The Philippine High School for the Arts deemed it unfair that the school was recently portrayed as a “haven for abuse” online following Vice News’ report about it.
The state-run academic institution in Laguna finally released a statement on July 6 in response to the allegations of abuse reported by Vice News last month.
“As felt by many of our alumni, teachers and staff, some of whom have worked at PHSA for more than 20 years, the sweeping generalization, as shown in the articles portraying the PHSA as haven for abuse, is unfair,” the school said.
“PHSA, just like any other institution, is not perfect. But please be assured all our school personnel are working hand in hand towards providing our students a safe learning environment, whether online or in Makiling,” it added.
The PHSA also reminded the school community that the school itself is an “attached agency” of the Department of Education.
“Please understand that the school, being an attached agency of the Department of Education, has to comply with government rules and regulations. Rest assured, in dealing with disciplinary matters, PHSA has its own processes which have been duly recognized by the Civil Service Commission, Commission on Human Rights, Cultural Center of the Philippines and the Department of Education,” it said.
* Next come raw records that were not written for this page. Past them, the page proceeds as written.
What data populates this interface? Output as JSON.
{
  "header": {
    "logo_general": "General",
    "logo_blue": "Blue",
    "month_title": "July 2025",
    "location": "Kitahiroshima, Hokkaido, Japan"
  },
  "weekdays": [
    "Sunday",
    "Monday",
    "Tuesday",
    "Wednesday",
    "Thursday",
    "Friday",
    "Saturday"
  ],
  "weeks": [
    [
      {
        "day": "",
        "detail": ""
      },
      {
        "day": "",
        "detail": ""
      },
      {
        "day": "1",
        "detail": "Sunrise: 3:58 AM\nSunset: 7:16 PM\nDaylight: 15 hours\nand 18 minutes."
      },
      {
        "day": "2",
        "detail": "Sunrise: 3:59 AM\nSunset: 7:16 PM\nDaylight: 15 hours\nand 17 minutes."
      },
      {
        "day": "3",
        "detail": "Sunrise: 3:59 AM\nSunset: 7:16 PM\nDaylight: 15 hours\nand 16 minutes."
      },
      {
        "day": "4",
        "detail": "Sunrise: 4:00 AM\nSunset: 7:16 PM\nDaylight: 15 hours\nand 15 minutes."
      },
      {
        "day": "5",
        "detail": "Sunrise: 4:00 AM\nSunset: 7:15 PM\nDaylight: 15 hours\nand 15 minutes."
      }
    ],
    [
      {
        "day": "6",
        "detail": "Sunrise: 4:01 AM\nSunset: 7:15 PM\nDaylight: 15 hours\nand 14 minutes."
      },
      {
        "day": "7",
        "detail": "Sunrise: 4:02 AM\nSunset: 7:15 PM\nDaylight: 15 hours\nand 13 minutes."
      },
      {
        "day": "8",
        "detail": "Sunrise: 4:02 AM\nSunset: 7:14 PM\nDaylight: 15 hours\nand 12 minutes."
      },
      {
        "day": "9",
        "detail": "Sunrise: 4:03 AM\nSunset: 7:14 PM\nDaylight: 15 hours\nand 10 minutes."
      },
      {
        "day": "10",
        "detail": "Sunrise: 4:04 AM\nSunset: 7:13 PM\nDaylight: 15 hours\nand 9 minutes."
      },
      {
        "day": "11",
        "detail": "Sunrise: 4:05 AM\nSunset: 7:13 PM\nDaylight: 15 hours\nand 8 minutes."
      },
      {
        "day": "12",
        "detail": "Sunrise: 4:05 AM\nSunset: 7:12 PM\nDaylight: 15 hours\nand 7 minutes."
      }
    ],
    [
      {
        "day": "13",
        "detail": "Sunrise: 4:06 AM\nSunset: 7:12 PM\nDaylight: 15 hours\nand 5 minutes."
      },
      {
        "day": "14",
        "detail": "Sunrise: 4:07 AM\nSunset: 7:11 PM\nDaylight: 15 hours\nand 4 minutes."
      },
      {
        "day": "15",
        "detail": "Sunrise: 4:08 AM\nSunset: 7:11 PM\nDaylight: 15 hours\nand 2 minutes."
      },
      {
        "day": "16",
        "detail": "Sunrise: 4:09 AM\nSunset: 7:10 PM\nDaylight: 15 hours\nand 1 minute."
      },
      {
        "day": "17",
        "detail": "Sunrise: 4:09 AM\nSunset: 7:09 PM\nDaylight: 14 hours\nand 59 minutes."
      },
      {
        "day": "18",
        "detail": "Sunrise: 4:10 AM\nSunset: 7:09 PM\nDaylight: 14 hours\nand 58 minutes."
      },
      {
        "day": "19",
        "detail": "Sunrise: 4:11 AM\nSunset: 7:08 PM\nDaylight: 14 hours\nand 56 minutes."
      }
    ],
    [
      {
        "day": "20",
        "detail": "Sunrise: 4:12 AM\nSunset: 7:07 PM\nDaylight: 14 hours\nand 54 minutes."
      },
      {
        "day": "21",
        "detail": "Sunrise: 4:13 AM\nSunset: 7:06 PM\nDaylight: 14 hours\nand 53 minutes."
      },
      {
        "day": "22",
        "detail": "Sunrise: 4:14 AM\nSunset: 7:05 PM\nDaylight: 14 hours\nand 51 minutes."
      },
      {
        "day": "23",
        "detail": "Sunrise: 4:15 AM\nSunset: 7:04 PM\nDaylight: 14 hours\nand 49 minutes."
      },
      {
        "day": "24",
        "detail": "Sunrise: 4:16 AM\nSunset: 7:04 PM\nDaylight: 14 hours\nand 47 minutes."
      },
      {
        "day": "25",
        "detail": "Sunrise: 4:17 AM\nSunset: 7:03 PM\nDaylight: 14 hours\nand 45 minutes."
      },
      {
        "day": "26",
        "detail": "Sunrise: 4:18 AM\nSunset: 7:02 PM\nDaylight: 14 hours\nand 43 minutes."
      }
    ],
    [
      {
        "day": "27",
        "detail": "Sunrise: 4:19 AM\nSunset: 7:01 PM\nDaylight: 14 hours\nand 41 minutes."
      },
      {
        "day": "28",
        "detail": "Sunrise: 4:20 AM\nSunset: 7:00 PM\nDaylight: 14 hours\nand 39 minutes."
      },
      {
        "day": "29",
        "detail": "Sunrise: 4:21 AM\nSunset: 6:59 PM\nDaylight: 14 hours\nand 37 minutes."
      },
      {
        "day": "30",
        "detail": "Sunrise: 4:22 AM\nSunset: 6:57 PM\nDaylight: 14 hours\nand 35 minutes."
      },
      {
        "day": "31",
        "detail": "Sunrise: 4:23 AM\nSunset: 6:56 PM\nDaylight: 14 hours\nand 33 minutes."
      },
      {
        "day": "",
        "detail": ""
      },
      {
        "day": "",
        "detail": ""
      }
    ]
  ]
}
On July 28, Vice News published a report titled “At an Isolated Boarding School, a Culture of Sexual Abuse Thrived for Decades” that tells the testimonies of several PHSA alumni about the alleged abuses they have experienced from the schools’ teachers and staff.
Former and current PHSA students were the ones who described these incidents as a “culture of abuse” in the report.
Measures for students’ safety
In its statement, the PHSA listed the following measures it executed to ensure the safety and well-being of the students:
- Strict curfew hours before the COVID-19 pandemic
“We shall continue to monitor and disallow rehearsals and group activities after curfew hours when in-house classes begin,” the PHSA said.
- Student services’ psycho-social interventions upon the request of the students and the parents
- Student services’ house visitations of Luzon-based students during the pandemic
- Educational drives on updates about the Safe Spaces Act and other related laws, particularly to its employees
- Regular parent-teacher conferences (weekly or more frequently) with the guidance counselor and the director upon the request of advisers
- COVID-19 package kits delivered to affected families
- Constant reminders to teachers to use child-friendly materials in productions and final artistic outputs
The PHSA further addressed the students that its teaching and non-teaching staff are ready to lend them a listening ear to their concerns.
“Mahal natin lahat ang PHSA, kailangan natin ang suporta at kooperasyon ng bawat isa,” the school said.
Calls to address allegations
Child Rights Network Philippines, an alliance of child rights groups, demanded for PHSA administrators, DepEd, the CCP and other related agencies and bodies to address these complaints from the victims.
In a statement, the CRN renewed its call for an end to the cycle of abuse among children in educational institutions such as the PHSA.
Prior to this, PHSA’s own student publication called “Variations” also launched a signature campaign to call on school administrators to formally probe these allegations before the students returned to their classes for start of the next school year.
Sen. Risa Hontiveros, the primary author of the Safe Spaces Act, offered to help the victims and put a stop to the alleged crimes.
“Nakapanlulumo. Bilang may-akda ng Safe Spaces Act, handa kaming makipagtulungan para mabigyang hustisya ang bawat bata na nabiktima ng karahasang ito,” Hontiveros tweeted.